In the Easter week of 1916, the most significant uprising in over a century against British rule was staged. This was known as the Easter Rising. The Irish Republican Brotherhood and the Irish Volunteers went about seizing key buildings in the centre of Dublin with one of the leader’s, Patrick Pearse, reading the Proclamation of the Republic outside the GPO. British soldiers were quick to quell the rebellion and summarily executed not only the leaders of the plot and the signatories of the Proclamation but other perceived Irish nationalist radicals. The tragedy and the heroes of it- Patrick Pearse, James Connolly, Thomas McDonagh, among others- were quickly honoured at Croke Park with the fabled Hill 16 built out of the rubble of the Rising. Hill 16 still stands tall today, a tribute to the very real pursuit of freedom.

It has not only been the physical structures of Croke Park that have been used to pay tribute to some legends of Ireland. The Gaelic Athletic Association had in place a rule up until the 1970’s that any GAA member could be banned from participation in Gaelic sports if caught playing cricket, soccer or rugby. And up until recently, rule 42 prohibited the playing of British sports at Croke Park. The Croker was an icon of Ireland and it would not be tarnished or diluted by foreign games.

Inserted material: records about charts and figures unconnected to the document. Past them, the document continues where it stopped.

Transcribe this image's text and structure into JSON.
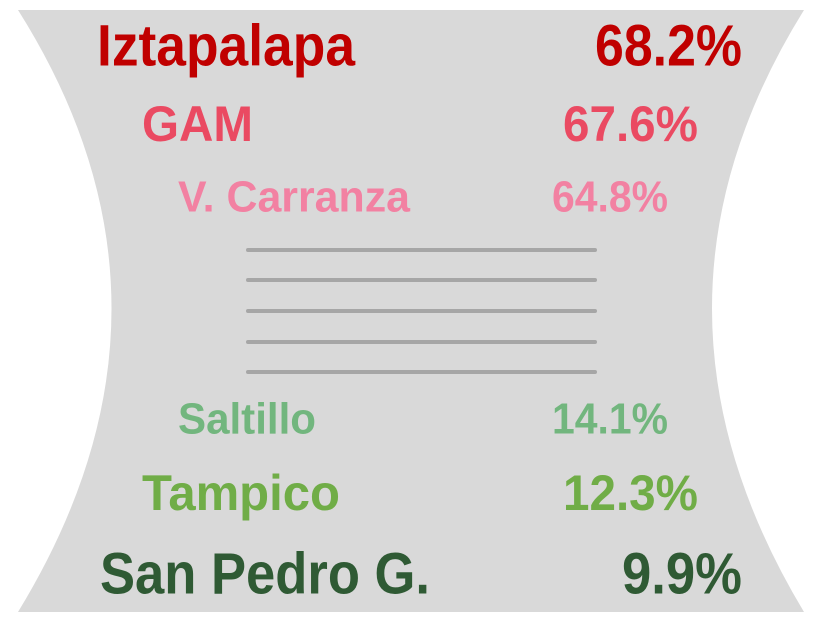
{
  "rows": [
    {
      "name": "Iztapalapa",
      "value": "68.2%",
      "color": "#c00000"
    },
    {
      "name": "GAM",
      "value": "67.6%",
      "color": "#ea4a62"
    },
    {
      "name": "V. Carranza",
      "value": "64.8%",
      "color": "#f281a2"
    },
    {
      "name": "Saltillo",
      "value": "14.1%",
      "color": "#72b67e"
    },
    {
      "name": "Tampico",
      "value": "12.3%",
      "color": "#70ad47"
    },
    {
      "name": "San Pedro G.",
      "value": "9.9%",
      "color": "#2f5a34"
    }
  ]
}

That was all until recently, when the GAA gave up over a century of tradition and tribute to allow rugby and soccer to be played at Croke Park. With Lansdowne Road, the home of Irish rugby and soccer, closed for reconstruction, the modernists wanted Croke Park to open up. And in February of this year, it did. Ireland hosted France in a Six Nations match. That match in itself was offensive to many who deemed it a slap in the face to recent Irish history and the men who had been laid down for the cause of freedom. But it paled into insignificance to February 24, when the England rugby team marched into Croke Park and God Save The Queen rang out across not only Croke Park but Dublin and Ireland and The Cause. A stadium built on the Irish spirit and the blood spilt in pursuit of liberty had meekly spat in the eye of history.

Your saddened author spent a great deal of youthful existence listening to the tales of Ireland and the shining green heroes of an isle where descendants once called home. The Rising. Bloody Sunday. Patrick Pearse. Michael Hogan. And it is hard to accept that this can all be forgotten in pursuit of a cheap dollar.

Croke Park was once a towering tribute to all beautiful and pure and loyal and symbolic of the Irish way. Now, it is just another stadium.